In 2008, footwear-maker Crocs (CROX) was facing a life or death situation. The Boulder, Colo., company best known for its colorful and lightweight rubber clogs watched as its popularity sank and its inventory piled up on store shelves.

Sales started to plummet, forcing the company to cut thousands of jobs. The company was on the verge of bankruptcy and Wall Street declared that the company was another victim of the 2008 recession and the fickle fashion world.

Two years later, Crocs has opened hundreds of new stores, expanded its business overseas and reported sales of $1 billion worldwide in 2011 for the first time.

The clog that made Crocs a household name now comes in every color and size, with fleece insoles or leather trim, and some even change color when exposed to sunlight. Ten years after the company first introduced its classic clog to consumers, the company's products can be found in every major metropolitan city around the world. Consumers can choose from 250 styles of Croc shoes that range from its foam clogs to sandals, flip flops, Mary Janes, sneakers, boots and loafers.

Crocs CFO Jeff Lasher, who personally owns more than 50 pairs of the company's shoes, joined The Daily Ticker's Aaron Task at the company's SoHo store in New York City to discuss how the company revived its moribund business and is reinventing itself to consumers and fashionistas.
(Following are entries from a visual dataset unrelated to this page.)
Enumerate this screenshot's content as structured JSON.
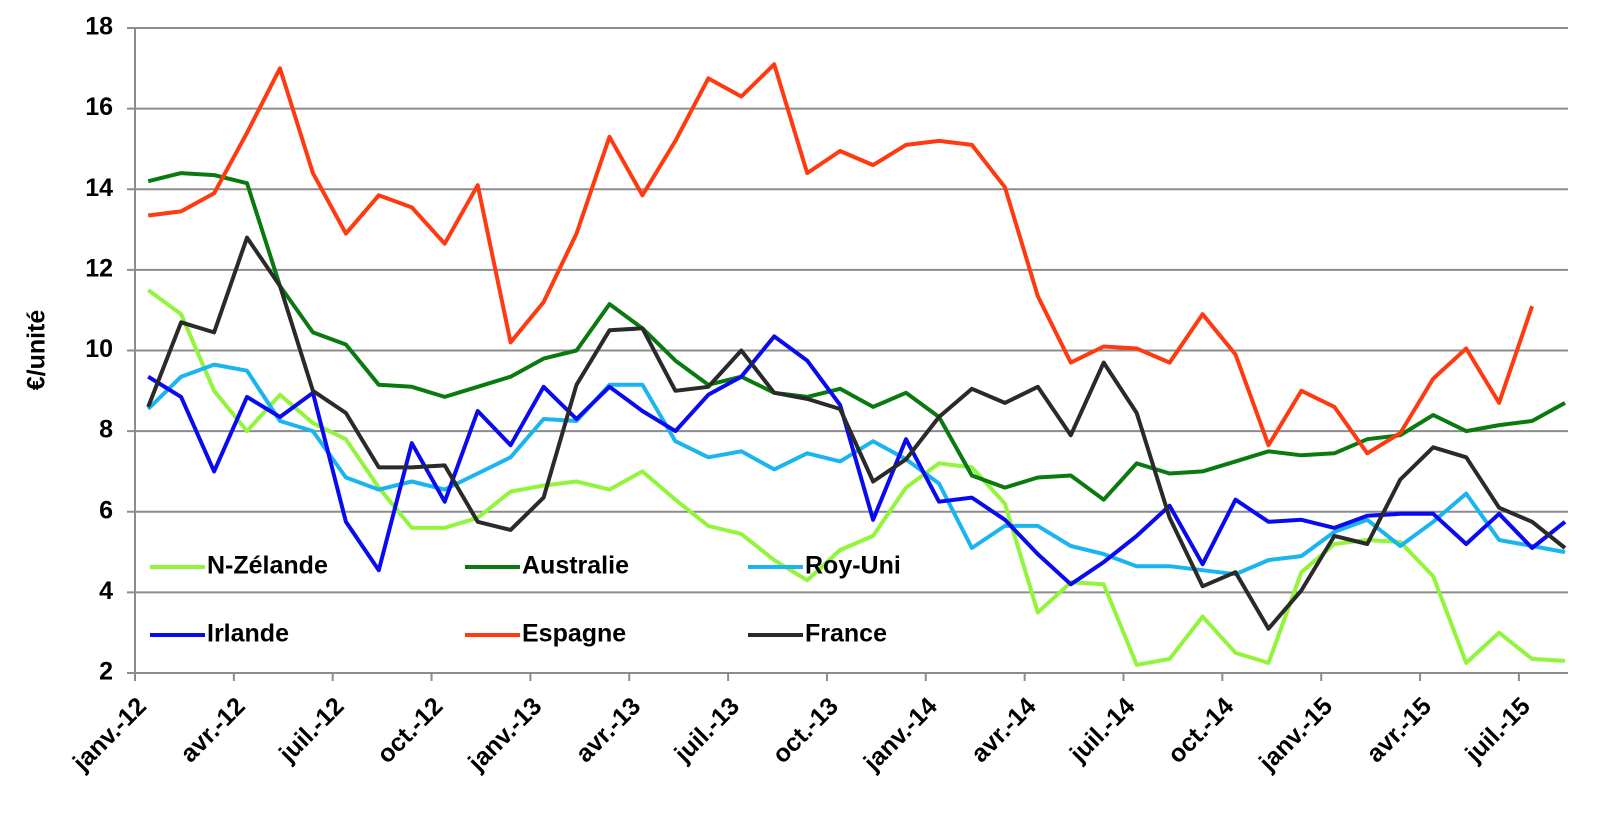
{
  "chart_data": {
    "type": "line",
    "y_label": "€/unité",
    "categories": [
      "janv.-12",
      null,
      null,
      "avr.-12",
      null,
      null,
      "juil.-12",
      null,
      null,
      "oct.-12",
      null,
      null,
      "janv.-13",
      null,
      null,
      "avr.-13",
      null,
      null,
      "juil.-13",
      null,
      null,
      "oct.-13",
      null,
      null,
      "janv.-14",
      null,
      null,
      "avr.-14",
      null,
      null,
      "juil.-14",
      null,
      null,
      "oct.-14",
      null,
      null,
      "janv.-15",
      null,
      null,
      "avr.-15",
      null,
      null,
      "juil.-15",
      null
    ],
    "series": [
      {
        "name": "N-Zélande",
        "color": "#92f53c",
        "values": [
          11.5,
          10.9,
          9.0,
          8.0,
          8.9,
          8.2,
          7.8,
          6.6,
          5.6,
          5.6,
          5.85,
          6.5,
          6.65,
          6.75,
          6.55,
          7.0,
          6.3,
          5.65,
          5.45,
          4.8,
          4.3,
          5.05,
          5.4,
          6.6,
          7.2,
          7.1,
          6.2,
          3.5,
          4.25,
          4.2,
          2.2,
          2.35,
          3.4,
          2.5,
          2.25,
          4.5,
          5.2,
          5.3,
          5.25,
          4.4,
          2.25,
          3.0,
          2.35,
          2.3
        ]
      },
      {
        "name": "Australie",
        "color": "#0a7a10",
        "values": [
          14.2,
          14.4,
          14.35,
          14.15,
          11.6,
          10.45,
          10.15,
          9.15,
          9.1,
          8.85,
          9.1,
          9.35,
          9.8,
          10.0,
          11.15,
          10.55,
          9.75,
          9.15,
          9.35,
          8.95,
          8.85,
          9.05,
          8.6,
          8.95,
          8.35,
          6.9,
          6.6,
          6.85,
          6.9,
          6.3,
          7.2,
          6.95,
          7.0,
          7.25,
          7.5,
          7.4,
          7.45,
          7.8,
          7.9,
          8.4,
          8.0,
          8.15,
          8.25,
          8.7
        ]
      },
      {
        "name": "Roy-Uni",
        "color": "#1ab4ef",
        "values": [
          8.55,
          9.35,
          9.65,
          9.5,
          8.25,
          8.0,
          6.85,
          6.55,
          6.75,
          6.55,
          6.95,
          7.35,
          8.3,
          8.25,
          9.15,
          9.15,
          7.75,
          7.35,
          7.5,
          7.05,
          7.45,
          7.25,
          7.75,
          7.3,
          6.7,
          5.1,
          5.65,
          5.65,
          5.15,
          4.95,
          4.65,
          4.65,
          4.55,
          4.45,
          4.8,
          4.9,
          5.5,
          5.8,
          5.15,
          5.75,
          6.45,
          5.3,
          5.15,
          5.0
        ]
      },
      {
        "name": "Irlande",
        "color": "#0a0af0",
        "values": [
          9.35,
          8.85,
          7.0,
          8.85,
          8.35,
          8.95,
          5.75,
          4.55,
          7.7,
          6.25,
          8.5,
          7.65,
          9.1,
          8.3,
          9.1,
          8.5,
          8.0,
          8.9,
          9.35,
          10.35,
          9.75,
          8.65,
          5.8,
          7.8,
          6.25,
          6.35,
          5.8,
          4.95,
          4.2,
          4.75,
          5.4,
          6.15,
          4.7,
          6.3,
          5.75,
          5.8,
          5.6,
          5.9,
          5.95,
          5.95,
          5.2,
          5.95,
          5.1,
          5.75
        ]
      },
      {
        "name": "Espagne",
        "color": "#ff3a10",
        "values": [
          13.35,
          13.45,
          13.9,
          15.4,
          17.0,
          14.4,
          12.9,
          13.85,
          13.55,
          12.65,
          14.1,
          10.2,
          11.2,
          12.9,
          15.3,
          13.85,
          15.2,
          16.75,
          16.3,
          17.1,
          14.4,
          14.95,
          14.6,
          15.1,
          15.2,
          15.1,
          14.05,
          11.35,
          9.7,
          10.1,
          10.05,
          9.7,
          10.9,
          9.9,
          7.65,
          9.0,
          8.6,
          7.45,
          7.95,
          9.3,
          10.05,
          8.7,
          11.1,
          null
        ]
      },
      {
        "name": "France",
        "color": "#2a2a2a",
        "values": [
          8.6,
          10.7,
          10.45,
          12.8,
          11.6,
          9.0,
          8.45,
          7.1,
          7.1,
          7.15,
          5.75,
          5.55,
          6.35,
          9.15,
          10.5,
          10.55,
          9.0,
          9.1,
          10.0,
          8.95,
          8.8,
          8.55,
          6.75,
          7.3,
          8.35,
          9.05,
          8.7,
          9.1,
          7.9,
          9.7,
          8.45,
          5.85,
          4.15,
          4.5,
          3.1,
          4.05,
          5.4,
          5.2,
          6.8,
          7.6,
          7.35,
          6.1,
          5.75,
          5.1
        ]
      }
    ],
    "ylim": [
      2,
      18
    ],
    "yticks": [
      2,
      4,
      6,
      8,
      10,
      12,
      14,
      16,
      18
    ],
    "grid": true,
    "legend": "bottom-left"
  }
}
Lasher says the company's market share has been expanding domestically but expects Asia to become its biggest market in 2013. The U.S. accounted for $350 million, or 35 percent, of last year's $1 billion in sales.
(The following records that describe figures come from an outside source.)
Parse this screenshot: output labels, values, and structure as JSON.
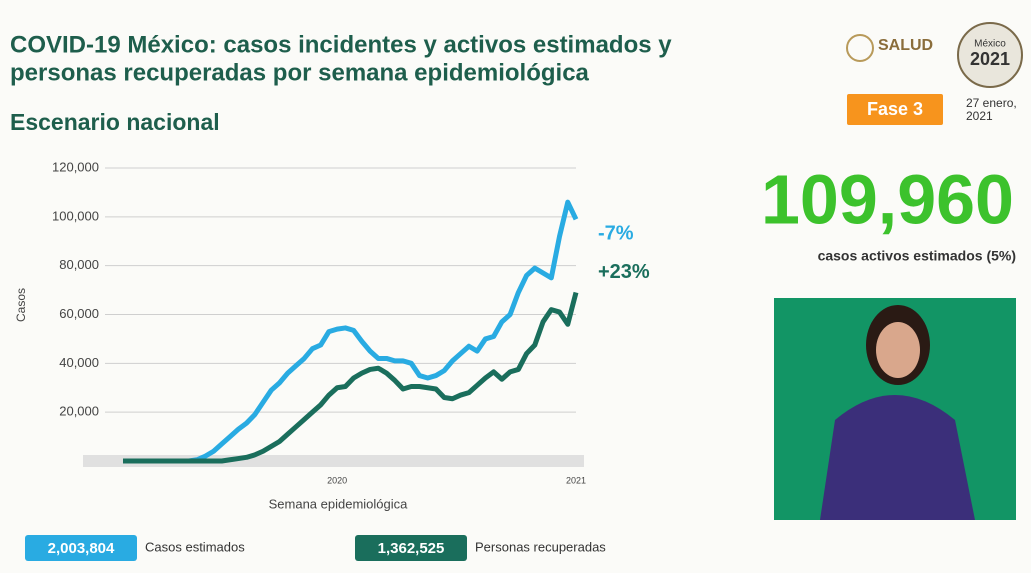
{
  "header": {
    "title_line1": "COVID-19 México: casos incidentes y activos estimados y",
    "title_line2": "personas recuperadas por semana epidemiológica",
    "subtitle": "Escenario nacional",
    "logo": "SALUD",
    "phase": "Fase 3",
    "date_line1": "27 enero,",
    "date_line2": "2021",
    "emblem_top": "México",
    "emblem_year": "2021"
  },
  "stat": {
    "value": "109,960",
    "label": "casos activos estimados (5%)"
  },
  "chart_data": {
    "type": "line",
    "x_label": "Semana epidemiológica",
    "y_label": "Casos",
    "categories": [
      null,
      null,
      null,
      null,
      null,
      null,
      null,
      null,
      null,
      null,
      null,
      null,
      null,
      null,
      null,
      null,
      null,
      null,
      null,
      null,
      null,
      null,
      null,
      null,
      null,
      null,
      "2020",
      null,
      null,
      null,
      null,
      null,
      null,
      null,
      null,
      null,
      null,
      null,
      null,
      null,
      null,
      null,
      null,
      null,
      null,
      null,
      null,
      null,
      null,
      null,
      null,
      null,
      null,
      null,
      null,
      "2021"
    ],
    "ylim": [
      0,
      120000
    ],
    "yticks": [
      {
        "value": 20000,
        "label": "20,000"
      },
      {
        "value": 40000,
        "label": "40,000"
      },
      {
        "value": 60000,
        "label": "60,000"
      },
      {
        "value": 80000,
        "label": "80,000"
      },
      {
        "value": 100000,
        "label": "100,000"
      },
      {
        "value": 120000,
        "label": "120,000"
      }
    ],
    "grid": true,
    "series": [
      {
        "name": "Casos estimados",
        "total": "2,003,804",
        "annotation": "-7%",
        "color": "#29abe2",
        "values": [
          0,
          0,
          0,
          0,
          0,
          0,
          0,
          0,
          0,
          500,
          2000,
          4000,
          7000,
          10000,
          13000,
          15500,
          19000,
          24000,
          29000,
          32000,
          36000,
          39000,
          42000,
          46000,
          47500,
          53000,
          54000,
          54500,
          53500,
          49000,
          45000,
          42000,
          42000,
          41000,
          41000,
          40000,
          35000,
          34000,
          35000,
          37000,
          41000,
          44000,
          47000,
          45000,
          50000,
          51000,
          57000,
          60000,
          69000,
          76000,
          79000,
          77000,
          75000,
          92000,
          106000,
          99000
        ]
      },
      {
        "name": "Personas recuperadas",
        "total": "1,362,525",
        "annotation": "+23%",
        "color": "#1a6e5c",
        "values": [
          0,
          0,
          0,
          0,
          0,
          0,
          0,
          0,
          0,
          0,
          0,
          0,
          0,
          500,
          1000,
          1500,
          2500,
          4000,
          6000,
          8000,
          11000,
          14000,
          17000,
          20000,
          23000,
          27000,
          30000,
          30500,
          34000,
          36000,
          37500,
          38000,
          36000,
          33000,
          29500,
          30500,
          30500,
          30000,
          29500,
          26000,
          25500,
          27000,
          28000,
          31000,
          34000,
          36500,
          33500,
          36500,
          37500,
          44000,
          47500,
          57000,
          62000,
          61000,
          56000,
          69000
        ]
      }
    ]
  }
}
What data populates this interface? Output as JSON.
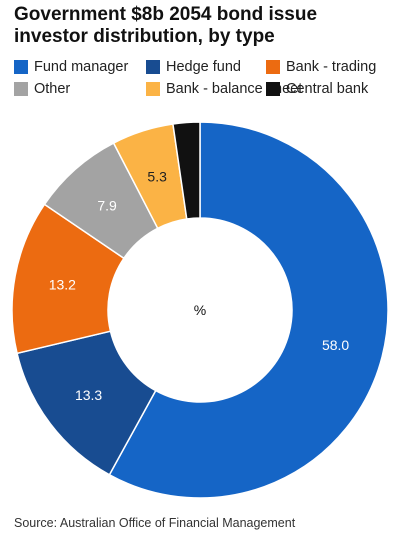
{
  "title": "Government $8b 2054 bond issue investor distribution, by type",
  "source": "Source: Australian Office of Financial Management",
  "chart_data": {
    "type": "pie",
    "donut": true,
    "center_label": "%",
    "slices": [
      {
        "name": "Fund manager",
        "value": 58.0,
        "label": "58.0",
        "color": "#1565c6",
        "label_color": "#ffffff"
      },
      {
        "name": "Hedge fund",
        "value": 13.3,
        "label": "13.3",
        "color": "#184c91",
        "label_color": "#ffffff"
      },
      {
        "name": "Bank - trading",
        "value": 13.2,
        "label": "13.2",
        "color": "#ec6b11",
        "label_color": "#ffffff"
      },
      {
        "name": "Other",
        "value": 7.9,
        "label": "7.9",
        "color": "#a3a3a3",
        "label_color": "#ffffff"
      },
      {
        "name": "Bank - balance sheet",
        "value": 5.3,
        "label": "5.3",
        "color": "#fbb345",
        "label_color": "#222222"
      },
      {
        "name": "Central bank",
        "value": 2.3,
        "label": "",
        "color": "#111111",
        "label_color": "#ffffff"
      }
    ],
    "legend_placement": "top"
  }
}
"We have a $150 million business in Japan, a $170 million business in Europe. So it's a global business," Lasher says.

The company has started changing the way consumers can buy its shoes. The Crocs kiosks found in many shopping malls are being phased out as the company concentrates on building individual retail stores. Crocs executives have also begun moving some production from China to Vietnam, partly because of the rising labor costs in China. Lasher points out that the company has a "large employment base here in the United States" and has been adding sales and finance positions over the past year.

Celebs Wearing Crocs

Kids shoes make up 25 percent of Crocs' sales but its new styles are gaining traction with adults, and not just doctors and chefs.

"It is an all-gender, all profession shoe," Lasher says. "We're happy with the product diversification outside the children's market."

Meanwhile, celebrities including Brad Pitt, Rihanna, Tom Brady, Paul Rudd, Ryan Reynolds, Mario Batali and Halle Barry have been spotted sporting Crocs in public lately. The company's shoes have been used on the TV show "Modern Family" and comedian Sasha Baron Cohen was seen wearing them on the set of his new movie "The Dictator."

Crocs-wearing celebs may get all the attention, but the company also wants its customers to know it has donated three million pairs of shoes to communities struck by natural disasters over the past few years. This week Crocs sent trucks loaded with shoes to Indiana citizens affected by severe storms and tornadoes. The company donated 100,000 shoes to Japan after last year's devastating earthquake and tsunami and partnered with UNICEF to give away 30,000 shoes to children in Haiti following the 2010 earthquake in Port-au-Prince.